Canada’s three major marijuana stocks all saw declines on the TSX.
Aurora Cannabis Inc. (TSX:ACB) was down 23 cents, or 2.47 per cent, to $9.07 on 9.7 million shares. Aphria Inc. (TSX:APH) also went down 24 cents, or 2.09 per cent, to $11.25 on 5.4 million shares. And Canada’s biggest marijuana company, Canopy Growth Corp. (TSX:WEED), down $1.65, or 4.90 per cent, to $32.01 on 5.3 million shares.
However, Canopy on Tuesday started climbing up to more than $32.
While China’s imposition of tariffs on U.S. goods including pork and apples was expected, the move sent markets down in what is morphing into a trade war, said Craig Fehr, a Canadian markets strategist at Edward Jones in St.

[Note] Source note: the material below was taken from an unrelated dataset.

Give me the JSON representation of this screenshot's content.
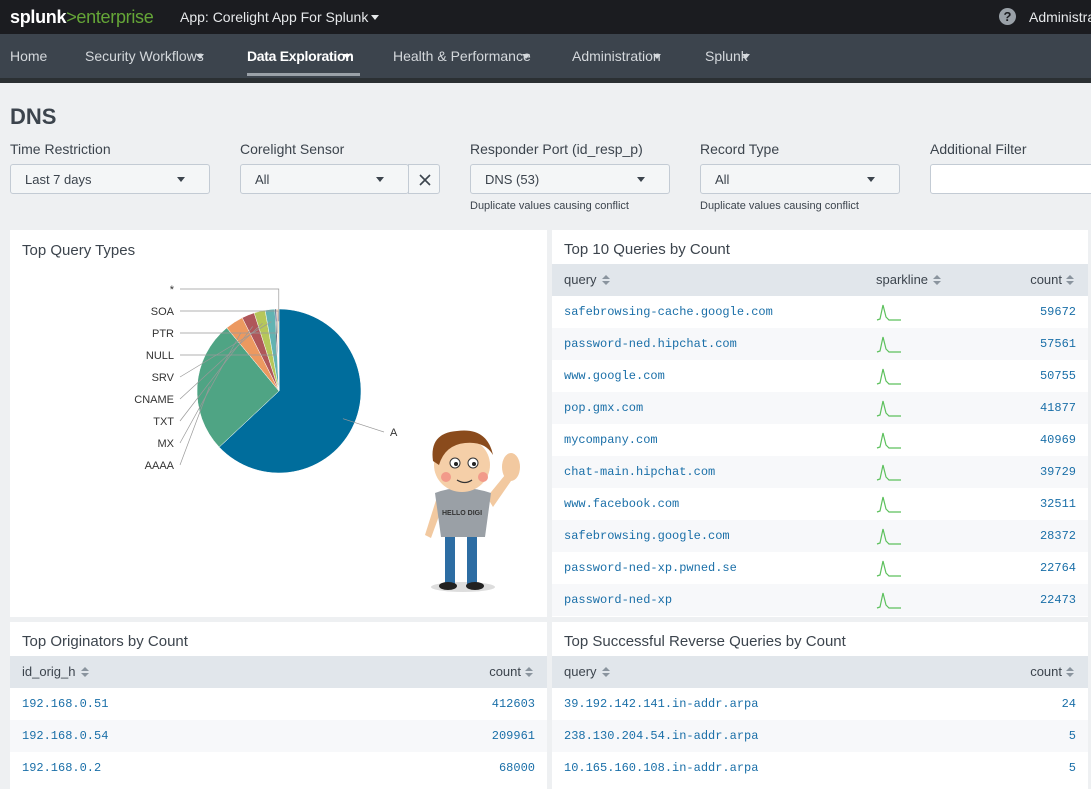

Louis.
“The general sentiment in equity markets has certainly shifted to one of caution, so I think today is one of those days where the news certainly wasn’t new by any stretch, but the potential that this protectionist rhetoric will eventually spill into something a little more widespread in terms of a trade war continues to worry equity markets.”
The Chinese tariffs were in retaliation to U.S. President Donald Trump’s imposition of steel and aluminum tariffs on a number of countries but focused on Chinese production. Trump has also proposed tariffs on a wider range of about US$60 billion worth of Chinese goods that China has yet to respond to beyond promising it will defend itself.
Trump is also readying to impose more than $50 billion on Chinese goods to punish Beijing over what Washington claims as misappropriated American intellectual property. The allegations are dismissed and denied by Beijing.
In New York, the Dow Jones industrial average closed down 458.92 points at 23,644.19. The S&P 500 index was down 58.99 points at 2,581.88 and the Nasdaq composite index was down 193.33 points at 6,870.12.
Declines Hit Technology Stocks The Most
The declines hit technology stocks particularly hard, due to a combination of increased regulatory scrutiny and the heights to which they had climbed in the bull market, said Fehr.
“It’s the highest flyers that are being hit. So as we’ve seen in the downturn in equities in recent weeks, it’s been technology, which has been by far the best performer leading up to this correction,” he said.
The declines in recent weeks is part of a pullback from the optimism that has defined markets in recent years, said Fehr, though market fundamentals remain strong.
“It continues to reflect that equity markets had done so well, and were so calm, heading into 2018 that this is kind of unwinding that complacency that we saw set in over the past couple of years.”
The Canadian dollar averaged 77.47 cents US, down 0.09 of a US cent. The loonie saw downward pressure from falling crude prices, but saw some support from a wavering U.S. dollar because of the market instability, said Fehr.
“Any time you’ve got a two-plus per cent sell off in crude prices that’s going to be quite negative for the loonie. That’s obviously putting some pressure there. I’d say it’s getting some support, however, from concerns about trade wars largely weighing on the U.S. dollar to some extent.”
The May crude contract closed down $1.93 at US$63.01 per barrel and the May natural gas contract ended down five cents at US$2.68 per mmBTU.
The June gold contract closed up $19.60 at US$1,346.90 an ounce and the May copper contract was up two cents at US$3.05 a pound.
Prometic Life Sciences led declines in the health care subindex, closing down about 16 per cent on top of a 29 per cent one-day drop on Thursday.
The decline followed a Prometic press release announcing that the U.S. Food and Drug Administration wanted additional manufacturing data submitted before proceeding with a licence application for a new product.